Across the room from us, in a darkened corner, was a bloke who had a girl cornered. He was shouting down at her, and all I could make of the girl was her arms up in the air, shielding her face from his assault.
Hannah pressed herself against the length of my back, shaking so hard it vibrated me all the way to the bottom of my feet. It shook loose the realization of just what had Hannah scared out of her mind.
Her chin pressed hard into my shoulder, her breath hot against the side of my neck as she pleaded, “Stop him, Ed. Oh, God, don’t let him—”
The bloke brought his fist back and, like a viper, it shot out into the darkness. The girl bent in half like a broken flower stem as he towered over her, snatching her arm to force her back up.
I shot across the room, all thoughts gone to the wind. The need to put a dent in his skull sizzled through me, hardening my fists.
When the girl didn’t move, he brought his foot back just as I slammed into him, ramming him against the wall.
The girl dropped to the floor and curled into a tight ball like one of those roly-poly bugs I’d seen before. There was nothing to be done about her at the moment. Not with a hundred-and-fifty-plus pounds of pissed-off bloke coming up for a swing at me.
His punch caught me in the jaw, snapping my head back hard enough for me to see white dots explode across my vision. I staggered back a step, shaking it off, all set to give him back a taste of his own medicine when Charlie popped up out of nowhere and slammed the guy to the ground, pulling his arms back behind him as he put his knee somewhere in the vicinity of the bloke’s kidneys.
The fight caused a stir, and a few guys parted the crowd and helped Charlie get the bloke off the floor, moving him toward the front of the club where he could be properly dealt with.

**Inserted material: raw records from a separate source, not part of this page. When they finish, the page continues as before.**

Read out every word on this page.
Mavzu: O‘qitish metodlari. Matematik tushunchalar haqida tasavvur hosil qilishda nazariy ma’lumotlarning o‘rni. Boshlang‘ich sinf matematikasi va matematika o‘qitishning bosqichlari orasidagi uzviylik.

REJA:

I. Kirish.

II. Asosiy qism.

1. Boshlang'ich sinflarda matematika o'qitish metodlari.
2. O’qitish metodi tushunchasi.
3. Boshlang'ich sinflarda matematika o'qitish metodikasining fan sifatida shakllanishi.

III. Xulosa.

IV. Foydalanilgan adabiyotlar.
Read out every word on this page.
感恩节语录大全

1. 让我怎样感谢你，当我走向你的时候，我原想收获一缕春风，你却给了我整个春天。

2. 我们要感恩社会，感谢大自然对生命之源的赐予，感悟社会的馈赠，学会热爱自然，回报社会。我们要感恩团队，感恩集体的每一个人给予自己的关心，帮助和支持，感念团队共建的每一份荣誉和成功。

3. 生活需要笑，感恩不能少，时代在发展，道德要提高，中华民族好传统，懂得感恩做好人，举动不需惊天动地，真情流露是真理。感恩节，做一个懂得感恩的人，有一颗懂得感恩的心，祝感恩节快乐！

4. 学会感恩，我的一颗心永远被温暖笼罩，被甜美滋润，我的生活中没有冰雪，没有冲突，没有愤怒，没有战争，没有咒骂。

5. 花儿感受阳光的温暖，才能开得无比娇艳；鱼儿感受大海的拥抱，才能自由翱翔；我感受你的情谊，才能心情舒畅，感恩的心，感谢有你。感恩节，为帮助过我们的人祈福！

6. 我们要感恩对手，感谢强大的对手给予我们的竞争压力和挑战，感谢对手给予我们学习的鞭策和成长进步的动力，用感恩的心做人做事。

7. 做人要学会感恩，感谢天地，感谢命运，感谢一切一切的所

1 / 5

The coppery tang of blood filled my mouth. I forced myself to
swallow it down since spitting it out on the floor wasn’t an option.
“Nothing like a little scrap to wake the blood cells up, yeah?” Charlie shouted over the music as he made his way back over to me.
I choked out a laugh, wiping the blood from my mouth onto the napkin he handed me.
Something like a shadow darted past me to the darkened corner and, the next thing I knew, Hannah had the girl tucked under her arm. She turned a desperate glance at me as if unsure what to do next. She couldn’t walk her through the front, or we might take the chance of running into her attacker.
I put my hand up, telling Hannah to give me just a minute. Slipping off to the bar, I caught one of the girls who worked there and asked if there was a back entrance we could use. She looked at me as if I’d lost my mind, so I spun a quick story about my girlfriend not feeling very well, and how it would be easier to get her out the back since she was prone to puking on anyone and anything in her path.
With a slightly queasy look, she’d given me the directions straight away, probably relieved she wouldn’t have to be called in to clean up a foul mess.
Heading back to Hannah, I grabbed our jackets, setting mine over the waif-like creature who refused to let go of Hannah, and then tried to put Hannah’s jacket over her. She waved me off, so I held on to it and led them out of the club.
Cherry, Charlotte, and Violet took note of where we were, but stayed put when Hannah shook her head at them and waved them back when they tried to follow us.
A cold burst of air slapped us when we made it outside. My ears throbbed in the silence, making it almost as deafening as the music had been inside.
Hannah moved away from me, pulling the girl alongside of her until they were a distance away from the back door. I moved slowly behind them, knowing if I made any sudden moves, the girl might take off.
I hated the distance driven between us because of fear. Hated how fucked up the night had turned, but I was grateful we’d been there to help the poor lass.
After a few minutes, Hannah gestured for me to come closer and I blew out a sigh of relief.
I drew up close, treading as if I were on eggshells, and held Hannah’s jacket up, helping her into it as I tried my hardest to sound soft-spoken. “Everything all right?”